Dear Brothers and Sisters in Christ,
The Third Sunday of Ordinary Time has, since 2018, been called the Sunday of the Word of God. In an apostolic letter “Aperuit Illis” Pope Francis wrote, “Devoting a specific Sunday of the liturgical year to the word of God can enable the Church to experience anew how the risen Lord opens up for us the treasury of his word and enables us to proclaim its unfathomable riches before the world.” He went on to say, “A profound bond links sacred Scripture and the faith of believers. Since faith comes from hearing, and what is heard is based on the word of Christ (cf. Rom 10:17), believers are bound to listen attentively to the word of the Lord, both in the celebration of the liturgy and in their personal prayer and reflection.”
The Bible is God’s divinely inspired word committed to writing. As Catholics, we believe that human authors, influenced and inspired by the Holy Spirit, received the truth of God’s self-revelation and committed it to writing. These writings have been preserved and passed on through the ages. The Second Vatican Council’s Dogmatic Constitution on Divine Revelation, Dei Verbum, reminds us: “The Church has always venerated the divine Scriptures just as she venerates the body of the Lord, since, especially in the sacred liturgy, she unceasingly receives and offers to the faithful the bread of life from the table both of God’s word and of Christ’s body.

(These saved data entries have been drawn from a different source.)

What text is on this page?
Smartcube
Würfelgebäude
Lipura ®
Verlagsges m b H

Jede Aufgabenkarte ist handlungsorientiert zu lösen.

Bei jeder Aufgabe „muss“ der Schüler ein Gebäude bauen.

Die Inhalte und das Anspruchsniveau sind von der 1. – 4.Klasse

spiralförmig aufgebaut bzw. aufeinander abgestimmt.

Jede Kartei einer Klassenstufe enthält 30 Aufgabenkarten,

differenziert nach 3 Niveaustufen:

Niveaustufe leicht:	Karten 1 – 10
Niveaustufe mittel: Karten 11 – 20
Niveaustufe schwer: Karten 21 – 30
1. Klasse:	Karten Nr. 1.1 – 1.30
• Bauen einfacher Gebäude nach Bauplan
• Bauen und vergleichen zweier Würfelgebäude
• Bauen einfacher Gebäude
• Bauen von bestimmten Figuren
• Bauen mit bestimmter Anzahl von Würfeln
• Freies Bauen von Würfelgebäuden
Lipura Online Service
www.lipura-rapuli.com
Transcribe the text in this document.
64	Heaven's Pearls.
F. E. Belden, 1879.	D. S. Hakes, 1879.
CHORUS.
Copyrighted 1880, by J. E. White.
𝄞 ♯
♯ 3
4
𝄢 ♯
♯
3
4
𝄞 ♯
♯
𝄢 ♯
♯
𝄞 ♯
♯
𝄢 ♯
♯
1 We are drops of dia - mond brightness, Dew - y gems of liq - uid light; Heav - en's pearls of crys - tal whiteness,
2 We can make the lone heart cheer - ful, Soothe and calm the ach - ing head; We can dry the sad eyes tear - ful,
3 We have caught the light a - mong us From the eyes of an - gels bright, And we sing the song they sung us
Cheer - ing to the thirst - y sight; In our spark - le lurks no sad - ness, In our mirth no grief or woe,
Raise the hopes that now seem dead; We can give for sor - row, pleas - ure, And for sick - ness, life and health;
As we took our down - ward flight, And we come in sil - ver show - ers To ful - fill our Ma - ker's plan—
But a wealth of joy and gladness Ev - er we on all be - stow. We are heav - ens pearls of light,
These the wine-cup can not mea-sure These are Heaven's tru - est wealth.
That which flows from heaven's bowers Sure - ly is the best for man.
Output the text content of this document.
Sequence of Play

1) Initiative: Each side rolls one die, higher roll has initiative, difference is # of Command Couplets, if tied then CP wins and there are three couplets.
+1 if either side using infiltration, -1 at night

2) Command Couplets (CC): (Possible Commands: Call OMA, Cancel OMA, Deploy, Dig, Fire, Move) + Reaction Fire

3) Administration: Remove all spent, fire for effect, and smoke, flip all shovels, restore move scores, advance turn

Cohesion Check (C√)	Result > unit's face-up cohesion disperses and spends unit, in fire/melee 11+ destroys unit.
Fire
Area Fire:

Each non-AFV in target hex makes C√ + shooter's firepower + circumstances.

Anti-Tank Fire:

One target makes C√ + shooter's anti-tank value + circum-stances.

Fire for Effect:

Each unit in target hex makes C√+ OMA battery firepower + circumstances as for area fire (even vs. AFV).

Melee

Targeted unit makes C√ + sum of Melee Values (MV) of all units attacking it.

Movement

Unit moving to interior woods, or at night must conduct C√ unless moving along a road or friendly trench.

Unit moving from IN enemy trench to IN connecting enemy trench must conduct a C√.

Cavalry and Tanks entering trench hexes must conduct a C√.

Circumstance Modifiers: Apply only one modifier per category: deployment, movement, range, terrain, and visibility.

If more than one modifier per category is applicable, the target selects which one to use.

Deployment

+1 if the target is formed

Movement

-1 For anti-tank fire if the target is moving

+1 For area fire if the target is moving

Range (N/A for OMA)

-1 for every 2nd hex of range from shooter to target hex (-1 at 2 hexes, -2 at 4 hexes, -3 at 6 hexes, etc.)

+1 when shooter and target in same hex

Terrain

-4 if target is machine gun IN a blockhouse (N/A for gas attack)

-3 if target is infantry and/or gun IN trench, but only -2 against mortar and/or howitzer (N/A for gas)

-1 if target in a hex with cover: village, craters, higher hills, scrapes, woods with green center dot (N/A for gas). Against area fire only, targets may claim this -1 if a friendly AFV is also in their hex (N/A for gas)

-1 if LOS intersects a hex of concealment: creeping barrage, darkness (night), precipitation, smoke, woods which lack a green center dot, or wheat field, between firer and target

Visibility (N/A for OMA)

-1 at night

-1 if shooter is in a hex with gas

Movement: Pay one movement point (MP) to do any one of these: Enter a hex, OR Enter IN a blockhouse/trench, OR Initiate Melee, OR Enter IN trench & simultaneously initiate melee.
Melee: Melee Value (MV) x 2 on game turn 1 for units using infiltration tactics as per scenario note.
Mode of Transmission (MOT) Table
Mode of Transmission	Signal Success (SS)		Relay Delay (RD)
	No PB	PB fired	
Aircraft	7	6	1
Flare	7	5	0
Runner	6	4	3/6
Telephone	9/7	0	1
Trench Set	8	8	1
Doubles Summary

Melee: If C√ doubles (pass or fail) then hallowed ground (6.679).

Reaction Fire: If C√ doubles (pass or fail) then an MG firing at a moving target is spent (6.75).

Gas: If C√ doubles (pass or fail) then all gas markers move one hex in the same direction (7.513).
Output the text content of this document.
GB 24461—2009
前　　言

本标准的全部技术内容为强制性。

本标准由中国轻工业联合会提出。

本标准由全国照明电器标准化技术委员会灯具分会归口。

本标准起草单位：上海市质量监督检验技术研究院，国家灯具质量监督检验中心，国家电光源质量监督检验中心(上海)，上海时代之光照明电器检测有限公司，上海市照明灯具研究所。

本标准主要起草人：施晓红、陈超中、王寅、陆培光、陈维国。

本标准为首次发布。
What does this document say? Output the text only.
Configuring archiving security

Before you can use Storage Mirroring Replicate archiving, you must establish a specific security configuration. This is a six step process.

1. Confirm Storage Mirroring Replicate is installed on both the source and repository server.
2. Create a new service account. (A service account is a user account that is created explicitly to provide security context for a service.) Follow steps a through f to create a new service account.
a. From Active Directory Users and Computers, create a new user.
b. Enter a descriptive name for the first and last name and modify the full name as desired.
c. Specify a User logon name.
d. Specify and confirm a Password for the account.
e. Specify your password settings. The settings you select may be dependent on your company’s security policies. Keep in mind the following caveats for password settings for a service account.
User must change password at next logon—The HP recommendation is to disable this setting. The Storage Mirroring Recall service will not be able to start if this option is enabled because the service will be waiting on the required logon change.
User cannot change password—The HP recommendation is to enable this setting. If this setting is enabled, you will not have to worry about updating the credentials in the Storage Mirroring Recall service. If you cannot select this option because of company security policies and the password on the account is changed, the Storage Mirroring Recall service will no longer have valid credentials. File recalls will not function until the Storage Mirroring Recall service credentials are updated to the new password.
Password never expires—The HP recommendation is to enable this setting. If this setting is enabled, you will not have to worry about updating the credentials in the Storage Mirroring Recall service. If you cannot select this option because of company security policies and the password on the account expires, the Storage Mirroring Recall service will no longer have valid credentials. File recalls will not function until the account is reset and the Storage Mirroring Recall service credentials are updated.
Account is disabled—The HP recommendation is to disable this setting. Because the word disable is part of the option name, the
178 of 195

She has always maintained them, and continues to do so, together with sacred tradition, as the supreme rule of faith, since, as inspired by God and committed once and for all to writing, they impart the word of God Himself without change, and make the voice of the Holy Spirit resound in the words of the prophets and Apostles. Therefore, like the Christian religion itself, all the preaching of the Church must be nourished and regulated by Sacred Scripture. For in the sacred books, the Father who is in heaven meets His children with great love and speaks with them; and the force and power in the word of God is so great that it stands as the support and energy of the Church, the strength of faith for her sons, the food of the soul, the pure and everlasting source of spiritual life. Consequently these words are perfectly applicable to Sacred Scripture: “For the word of God is living and active” (Heb. 4:12) and “it has power to build you up and give you your heritage among all those who are sanctified” (Acts 20:32; see 1 Thess. 2:13). (Dei Verbum 21).
Each Sunday, the readings proclaimed at Mass can be found in the hymnal (the page indicated both on the hymn board at the front of the church, and on the worship aids you take on your way into the church). It is important for us to balance our reading of Scripture with our listening to Scripture. When God speaks, He speaks with authority. Throughout the Bible we see people listen attentively as the prophets or as our Lord speak the word of God to them. When we adopt a posture and attitude of attentive listening during Mass, we are united with those Scriptural multitudes who heard God’s word proclaimed. When we read attentively, we can deepen the experience of proclamation, as with our eyes and ears together, the sacred word enters our minds and hearts. Reading the sacred Scriptures outside the context of the Mass can help us to prepare for the Sunday celebration of the Eucharist, as well as prolong our meditation from Mass. I encourage you to read ahead, as preparation for Mass, and to re-read the Biblical passages after Mass, so that your own personal encounter with the Lord may bear even greater fruit.
On this Sunday of the Word of God, we can take advantage of the many resources available to help us dive more deeply into our own personal study of the Bible. One of the most popular podcasts in the world right now is the “Bible in a Year” podcast with Fr. Mike Schmitz. When you subscribe, you will receive an episode each day, giving you an opportunity for about 15 minutes of Biblical reflection and reading. More locally, here in the Diocese of Bridgeport, the Family Bible Challenge will kick off in February. To participate and learn how your family can benefit from the reflections, quizzes, and discussions, visit familybiblechallenge.org. And let us pray, along with the Fathers of Vatican II, that “through the reading and study of the sacred books “the word of God may spread rapidly and be glorified” (2 Thess. 3:1) and the treasure of revelation, entrusted to the Church, may more and more fill the hearts of men. Just as the life of the Church is strengthened through more frequent celebration of the Eucharistic mystery, similarly we may hope for a new stimulus for the life of the Spirit from a growing reverence for the word of God, which “lasts forever” (Is. 40:8; see 1 Peter 1:23-25).” (Dei Verbum 26).